À Saint-Genis-Laval, la découverte des débris d'une malle par un marchand d'escargots, deux jours après la sinistre trouvaille du cantonnier, précipite l'enquête. La clef s'adapte à la serrure, un clou manquant est semblable à un clou retrouvé à Millery, et la puanteur qui se dégage du coffre ne laisse planer aucun doute quant à l'usage qui en a été fait[5]. Une étiquette collée à l'une des planches apprend que la malle a voyagé de Paris à Lyon, par chemin de fer, en date du 27 juillet 1888 ou 1889, le dernier chiffre étant illisible[11]. Les registres de la compagnie P.L.M. permettent de s'assurer que 1889 est l'année exacte, et cette date correspond au lendemain de la disparition de l'huissier[5]. Le procureur de Lyon décide de transmettre les éléments en sa possession au Parquet de Paris qui confie l'enquête au commissaire Marie-François Goron, chef de la Sûreté parisienne depuis 1887. Les inspecteurs explorent les habitudes et les relations de l'huissier, et s'aperçoivent qu'il a fréquenté, peu avant sa disparition, un couple d'escrocs : Michel Eyraud et sa maîtresse Gabrielle Bompard. Coïncidence plus que troublante : ceux-ci ont quitté précipitamment Paris le 27 juillet. Le 29 juillet, le beau-frère du disparu, inquiet de son absence inexpliquée, alerte le commissariat du quartier. Le 29 novembre, l'un des premiers mandats d'arrêt internationaux est lancé contre les deux escrocs. Plus tard, les soupçons se confirment lorsqu'un layetier londonien reconnaît la malle, qu'il a vendue à Eyraud et Bompard[12].

Déroulement du meurtre

« Affaire Gouffé ». Dessin d'Henri Meyer. Supplément illustré du Petit Journal, 20 décembre 1890.
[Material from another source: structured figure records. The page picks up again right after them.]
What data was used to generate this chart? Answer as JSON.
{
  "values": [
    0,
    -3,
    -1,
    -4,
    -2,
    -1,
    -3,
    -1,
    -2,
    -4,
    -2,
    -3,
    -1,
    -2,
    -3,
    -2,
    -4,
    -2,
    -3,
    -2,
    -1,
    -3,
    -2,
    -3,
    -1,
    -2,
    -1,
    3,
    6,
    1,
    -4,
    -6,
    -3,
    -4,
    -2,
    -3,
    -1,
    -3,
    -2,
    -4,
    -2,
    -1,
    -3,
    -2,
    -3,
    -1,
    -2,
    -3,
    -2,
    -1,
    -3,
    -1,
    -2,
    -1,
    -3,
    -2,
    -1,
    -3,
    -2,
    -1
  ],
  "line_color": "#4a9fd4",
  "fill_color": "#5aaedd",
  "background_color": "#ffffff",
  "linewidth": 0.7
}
Le 26 juillet, Gabrielle Bompard reçoit l'huissier, qu'elle a le jour-même fait mine de rencontrer accidentellement dans un café et incité, par ses avances, à venir lui rendre visite, dans l'appartement parisien qu'elle et son complice louent dans le 8e arrondissement, au no 3 de la rue Tronson-du-Coudray. Après l'avoir invité à s'asseoir sur une chaise longue, tout en jouant de ses charmes, elle lui passe autour du cou le cordon qui ferme sa robe de chambre. Eyraud, qui jusque-là se tenait caché derrière une tenture, se saisit alors du cordon, l'attache à une corde préalablement passée dans une poulie fixée au plafond, et tire. mais Gouffé résiste. Eyraud, paniqué, sort de sa cachette, bondit sur l'étrangle de ses mains[13],[8]. Lors de leur audition, Eyraud charge sa compagne et dira que c'est elle qui a passé au cou de Gouffé la cordelière, en lui disant « Ça te ferait une belle cravate »[14].
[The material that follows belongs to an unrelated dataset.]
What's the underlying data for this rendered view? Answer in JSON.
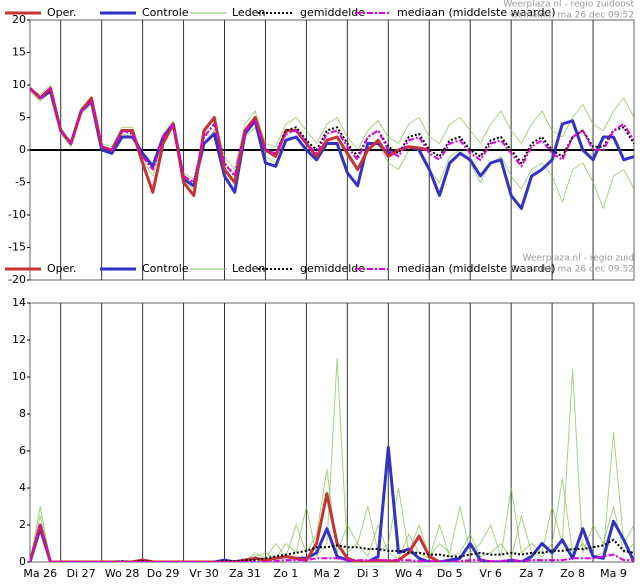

Voyant que l'huissier n'a pas d'argent sur lui, Eyraud décide de se rendre seul à son étude en se servant des clefs de sa victime. Cependant, à cause de la pénombre des locaux et dans sa précipitation, il ne trouve pas les 14 000 F laissés dans le bureau. Sans butin, les assassins tentent alors de se débarrasser du cadavre. Ils le placent dans une malle achetée plus tôt à Londres et expédient celle-ci jusque Lyon, via la ligne Paris-Marseille. À Lyon, ils récupèrent à la gare l'encombrant bagage, et louent un cabriolet pour le transporter. Lorsque la malle de 105 kg commence à devenir trop lourde pour eux et que, surtout, l'odeur de putréfaction commence à être perceptible, ils l'abandonnent sur la route de Millery. Le couple embarque ensuite pour l’Amérique[8].

Portraits des tueurs

« L'arrestation d'Eyraud ». Gravure d'Ernest Clair-Guyot. Une du Supplément littéraire illustré du Petit Parisien, 15 juin 1890.
Gabrielle Bompétard. Complainte créée par Sulbac à l'Eldorado, 1890. Couverture de la partition d'une chanson inspirée par l'affaire.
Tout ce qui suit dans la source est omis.